Startups on the other side, rarely have the amount of data that could not be hosted on anything for more than 1000-2000 USD/month.

dahdum 3564 days ago

Redshift absolutely dominated the other benchmarks, so while the author chose the largest instance, it's not likely to be necessary to still beat BQ.

I don't work for or have any relationship with either, but I do use Redshift.

StreamBright 3563 days ago

> That's 28,108.80 a month

That is right. We had ~100K / month with on prem Hadoop (energy, networking, OPS, enterprise support, etc. included) that could have been moved to Redshift to save money. However, when we did the comparison a different cloud based solution came out as the winer for our DWH needs. The point is, showing a single number without showing how much it would be with other solutions is pointless. There are several companies that can easily afford a ~29K/month DWH in the cloud.

mooman219 3564 days ago

edit: My original comment's data was misleading due to conversion error. I edited out the comment to avoid confusion for anyone else who might not spot the error and be misinformed.

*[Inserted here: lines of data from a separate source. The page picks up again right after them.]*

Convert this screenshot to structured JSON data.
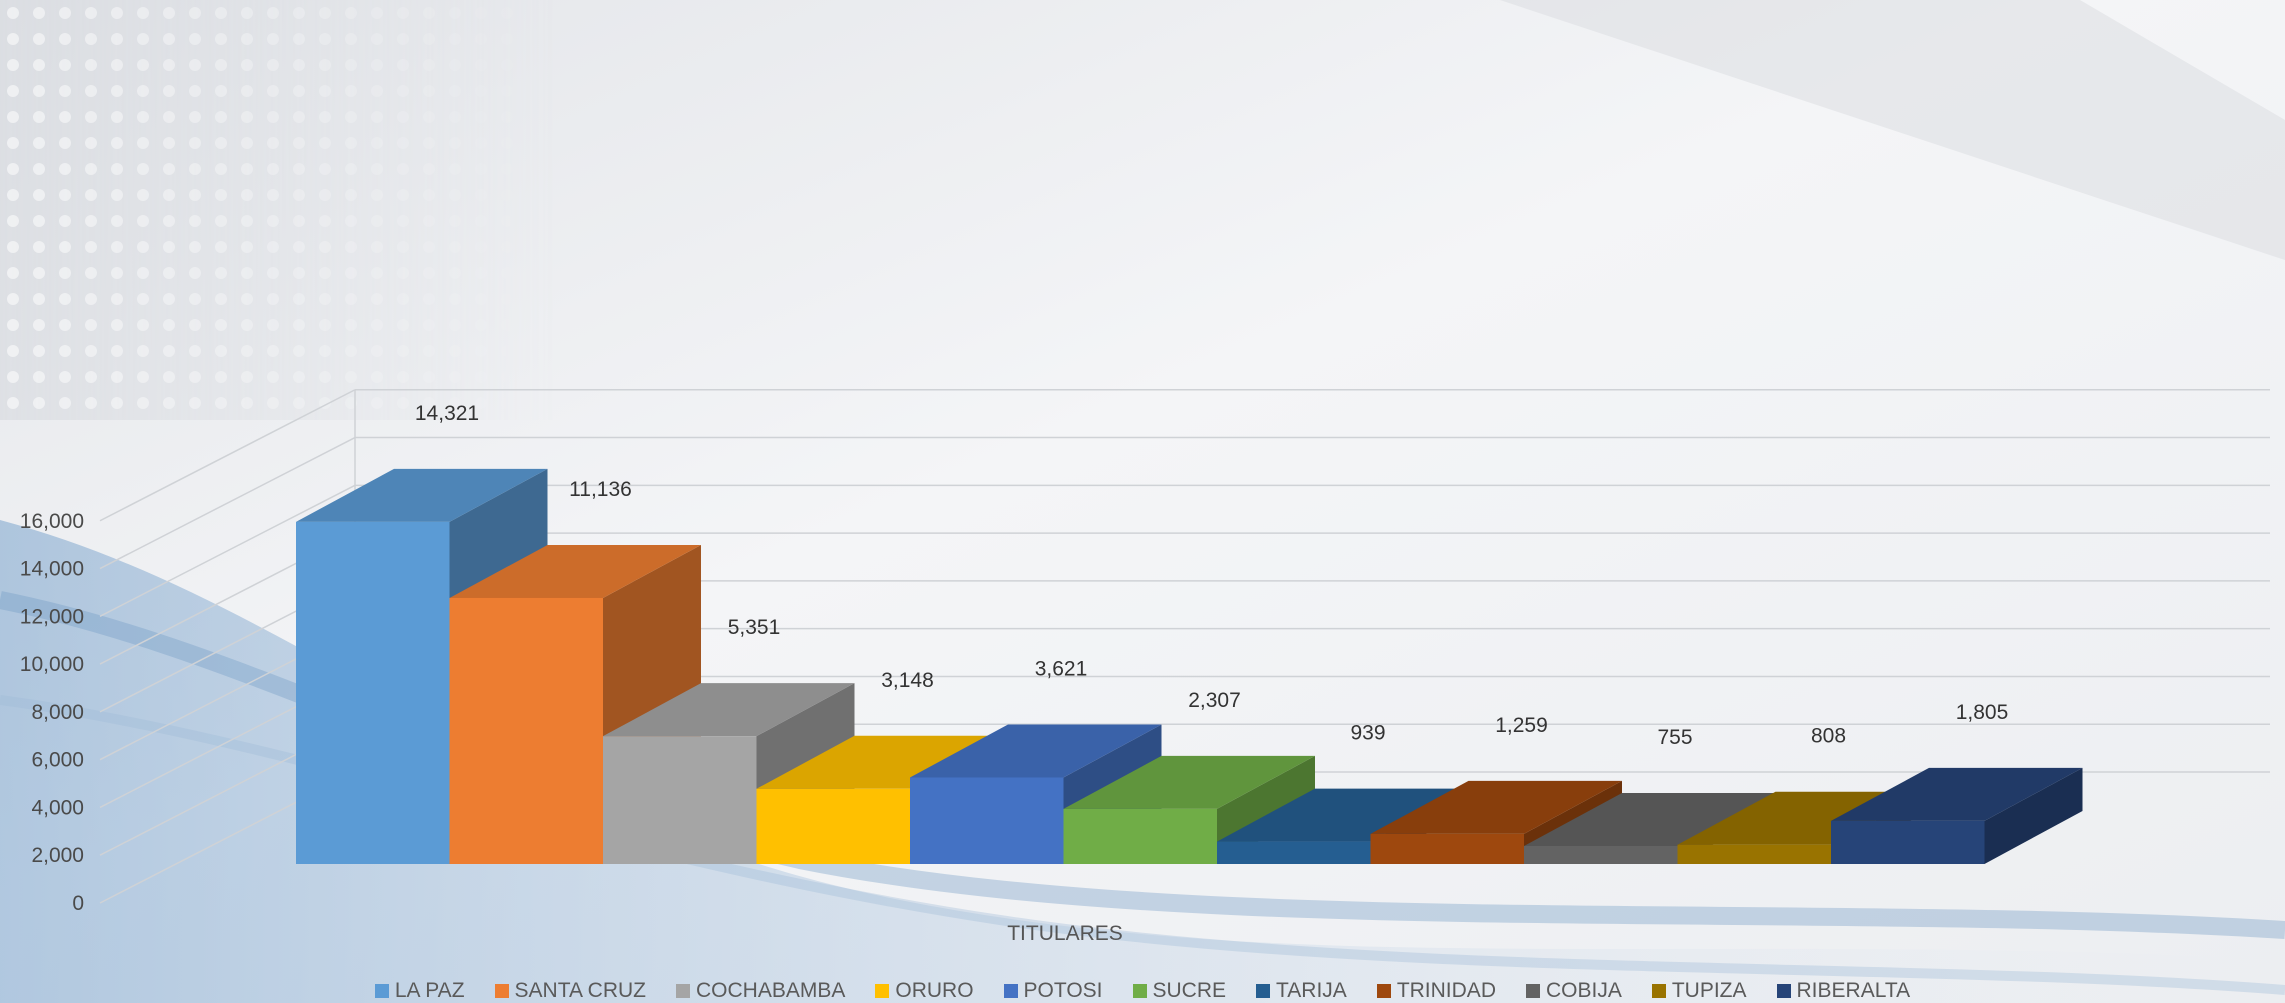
{
  "chart_data": {
    "type": "bar",
    "categories": [
      "LA PAZ",
      "SANTA CRUZ",
      "COCHABAMBA",
      "ORURO",
      "POTOSI",
      "SUCRE",
      "TARIJA",
      "TRINIDAD",
      "COBIJA",
      "TUPIZA",
      "RIBERALTA"
    ],
    "values": [
      14321,
      11136,
      5351,
      3148,
      3621,
      2307,
      939,
      1259,
      755,
      808,
      1805
    ],
    "value_labels": [
      "14,321",
      "11,136",
      "5,351",
      "3,148",
      "3,621",
      "2,307",
      "939",
      "1,259",
      "755",
      "808",
      "1,805"
    ],
    "colors": [
      "#5b9bd5",
      "#ed7d31",
      "#a5a5a5",
      "#ffc000",
      "#4472c4",
      "#70ad47",
      "#255e91",
      "#9e480e",
      "#636363",
      "#997300",
      "#264478"
    ],
    "xlabel": "TITULARES",
    "ylim": [
      0,
      16000
    ],
    "y_ticks": [
      "0",
      "2,000",
      "4,000",
      "6,000",
      "8,000",
      "10,000",
      "12,000",
      "14,000",
      "16,000"
    ],
    "grid": true,
    "legend_position": "bottom",
    "style": "3d-column"
  }
}
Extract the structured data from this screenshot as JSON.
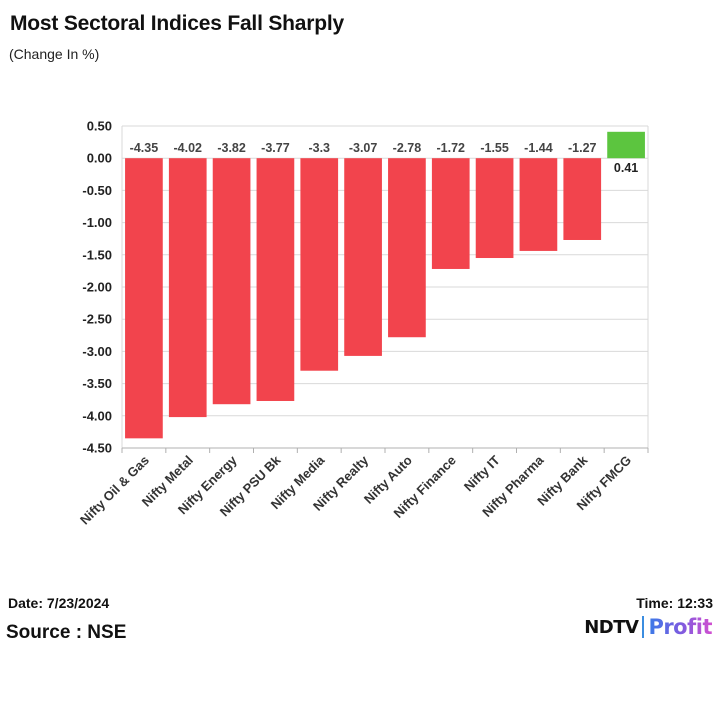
{
  "chart_data": {
    "type": "bar",
    "title": "Most Sectoral Indices Fall Sharply",
    "subtitle": "(Change In %)",
    "categories": [
      "Nifty Oil & Gas",
      "Nifty Metal",
      "Nifty Energy",
      "Nifty PSU Bk",
      "Nifty Media",
      "Nifty Realty",
      "Nifty Auto",
      "Nifty Finance",
      "Nifty IT",
      "Nifty Pharma",
      "Nifty Bank",
      "Nifty FMCG"
    ],
    "values": [
      -4.35,
      -4.02,
      -3.82,
      -3.77,
      -3.3,
      -3.07,
      -2.78,
      -1.72,
      -1.55,
      -1.44,
      -1.27,
      0.41
    ],
    "value_labels": [
      "-4.35",
      "-4.02",
      "-3.82",
      "-3.77",
      "-3.3",
      "-3.07",
      "-2.78",
      "-1.72",
      "-1.55",
      "-1.44",
      "-1.27",
      "0.41"
    ],
    "ylim": [
      -4.5,
      0.5
    ],
    "yticks": [
      "0.50",
      "0.00",
      "-0.50",
      "-1.00",
      "-1.50",
      "-2.00",
      "-2.50",
      "-3.00",
      "-3.50",
      "-4.00",
      "-4.50"
    ],
    "ytick_values": [
      0.5,
      0.0,
      -0.5,
      -1.0,
      -1.5,
      -2.0,
      -2.5,
      -3.0,
      -3.5,
      -4.0,
      -4.5
    ],
    "xlabel": "",
    "ylabel": "",
    "grid": true,
    "colors": {
      "negative": "#f2444d",
      "positive": "#5cc53f",
      "grid": "#d9d9d9",
      "axis": "#b0b0b0",
      "label": "#444444"
    }
  },
  "footer": {
    "date": "Date: 7/23/2024",
    "time": "Time: 12:33",
    "source": "Source : NSE"
  },
  "logo": {
    "brand": "NDTV",
    "product": "Profit"
  }
}
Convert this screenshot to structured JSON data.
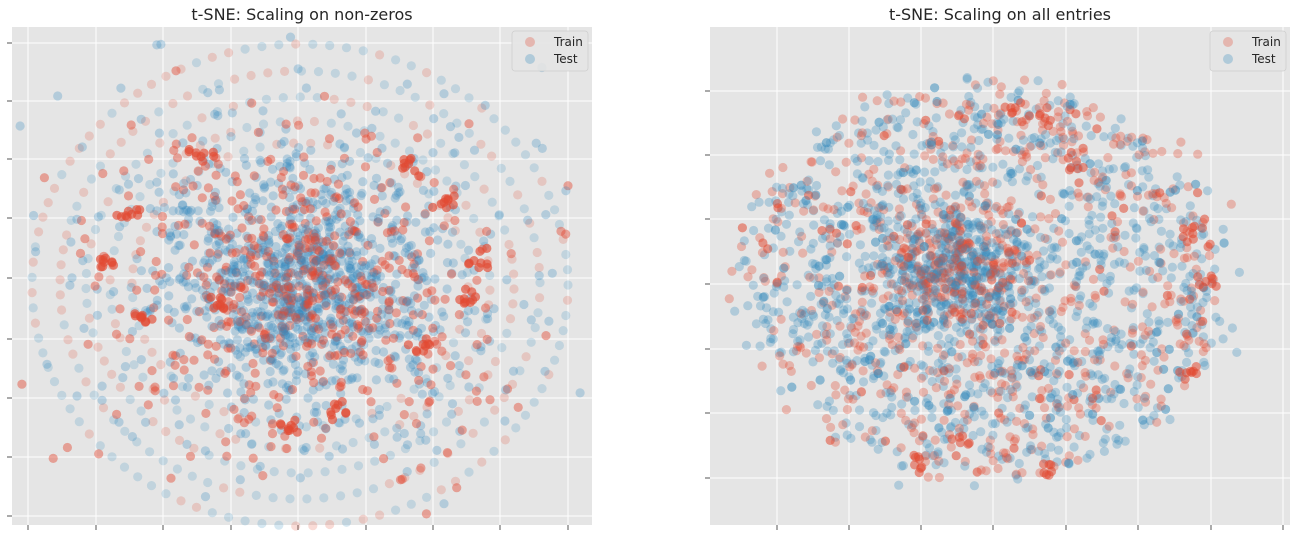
{
  "chart_data": [
    {
      "type": "scatter",
      "title": "t-SNE: Scaling on non-zeros",
      "xlabel": "",
      "ylabel": "",
      "grid": true,
      "legend_position": "top-right",
      "colors": {
        "Train": "#E24A33",
        "Test": "#348ABD",
        "background": "#E5E5E5"
      },
      "series": [
        {
          "name": "Train",
          "points_note": "dense central cluster with outer concentric rings"
        },
        {
          "name": "Test",
          "points_note": "dense central cluster with outer concentric rings"
        }
      ]
    },
    {
      "type": "scatter",
      "title": "t-SNE: Scaling on all entries",
      "xlabel": "",
      "ylabel": "",
      "grid": true,
      "legend_position": "top-right",
      "colors": {
        "Train": "#E24A33",
        "Test": "#348ABD",
        "background": "#E5E5E5"
      },
      "series": [
        {
          "name": "Train"
        },
        {
          "name": "Test"
        }
      ]
    }
  ]
}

Thank you for those who pointed it out!

manigandham 3564 days ago

You're math is wrong - DC1.8XL costs $4.80 per hour, not $4800 (which would be ridiculous pricing).

8 instances of DC1.8XL = $38.4 which means you can run the redshift cluster for 28 hours (edit: for $1100, which is the cost of scanning 220TB of data with BQ, used in previous comment).

Redshift does win on price when you are continuously running queries and scanning entire datasets, although there is enterprise pricing available for BQ if you hit a certain amount.

cobookman 3564 days ago

BQ offers a flat rate pricing package now.

https://cloud.google.com/bigquery/pricing#flat_rate_pricing

manigandham 3563 days ago

That's what I meant by enterprise pricing.

mooman219 3564 days ago

Completely correct! I apologize, used to seeing a different notation and the extra 0 in 4.800 threw me off. I removed the misleading data because judging by the points, not everyone caught it.

mej10 3564 days ago

> and a DC1.8XL costs $4800/hour to "compute" the data.

Is this a typo? A single DC1.8XL is $4.80/hour. 8, like the article, would be $38.40/hour.

mooman219 3564 days ago

As stated, on demand pricing was used. Both products have special pricing at higher usages and flat-pricing tiers. It would start to get compilicated to compare them at that point.

Numbers on https://aws.amazon.com/redshift/pricing/ used.

dc1.8xlarge - $4.800 per Hour

zerocrates 3564 days ago

> $4.800 per Hour

That's four point eight dollars, not four thousand eight hundred.

mooman219 3564 days ago

Fixed! Used to seeing 4.800 being 4800 apologies!

zerocrates 3564 days ago

I figured. It's easy to forget that there's really no international/intercultural agreement on number punctuation, particularly combined with a service that wants to price down to tenths of cents.

mej10 3564 days ago

I don't understand how you calculated how much it costs to compute on the Redshift cluster. $1100 would be ~28 hours of the 8-node cluster.

vijayr 3563 days ago

I give it our data and it just works

Could you please talk a bit more about your use cases? what domain, volume of data, how you manage updates etc, if it is possible for you to share?